‘Directing Hamlet’ is rich with subtext
A probing look at life and the theater
By Rita Moran
Thursday, June 23, 2011
“Directing Hamlet,” Michael Perlmutter’s well-wrought and well-acted drama, is in the Backstage space at the Santa Paula Theater Center, but is surely destined for a main stage. Perlmutter, whose career includes acting, directing and playwriting, is on a roll locally. Another of his plays (“My Perfect Alibi”) was staged recently at the Bell Arts Factory in Ventura.
But there’s nothing hidden about his talent, which shines in the sophistication of the subject matter and dialogue in “Directing Hamlet.” Dealing with a has-been director and a novice actor (played keenly by Joe Boles and Curtis Cline, respectively), Perlmutter turns a coaching session for Shakespeare’s tragedy into a probing look into life and theater, mixing and matching the old saying “Art imitates life,” or occasionally, “Life imitates art.”
Boles as Lee, the grumpy, sometimes preoccupied director, and Cline as Brian, the young man at the beginning of an acting career, enjoy a rough-and-tumble relationship from the very first word of Brian’s attempt to recite “Speak the speech, I pray you ,” one of Hamlet’s singular moments.
Perlmutter’s pair of actors is charged not only with speaking the speech but also with conveying the subtext of each man’s shaping moments and relationships offstage, the incremental revelation of which leads to an understanding of what the brief coaching sessions are really about.
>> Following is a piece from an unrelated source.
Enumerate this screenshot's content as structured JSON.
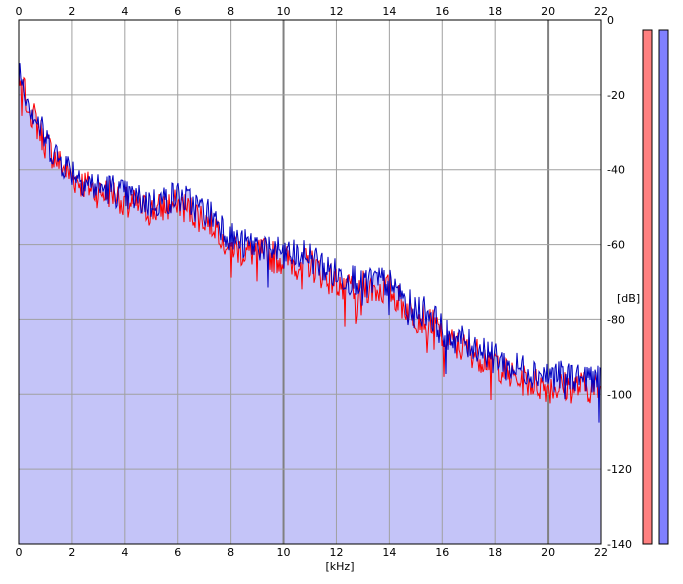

Despite the serious undertone, Perlmutter provides wit along with wisdom. The opening scene, in which Lee overruns every attempt by Brian to finish a line, or even a phrase, is as amusing to the audience as it is frustrating to the young actor.
But the point is made, missed so often in performances both professional or amateur, that Shakespeare’s lines actually mean something and should be delivered less as declamatory speeches and more as conversational communication.
The lesson dawns on Brian to some satisfaction for Lee, despite the answer to his original question about why the young man wants to play Hamlet, surely one of the Bard’s most difficult roles: “Because it would look good on my résumé.” That’s not the soul-searching response Lee wants to hear, but it is honest, and probably rings true for many actors.
Despite the gap between the two men in age, philosophy and to some extent, life experiences, they find their way to understanding through the inch-by-inch personal exchanges pushed by Lee. A final revelation is abrupt, though not totally unexpected. Perlmutter might add just a few more lines to make that final point, though the shock effectively leaves audiences gasping.
Boles, who near the conclusion of the play gets to recite the great “To be or not to be” lines (and aces them), and Cline do well by Shakespeare’s text, and by Perlmutter’s. Audiences are bound to want to hear more of the latter in future plays by the skilled writer.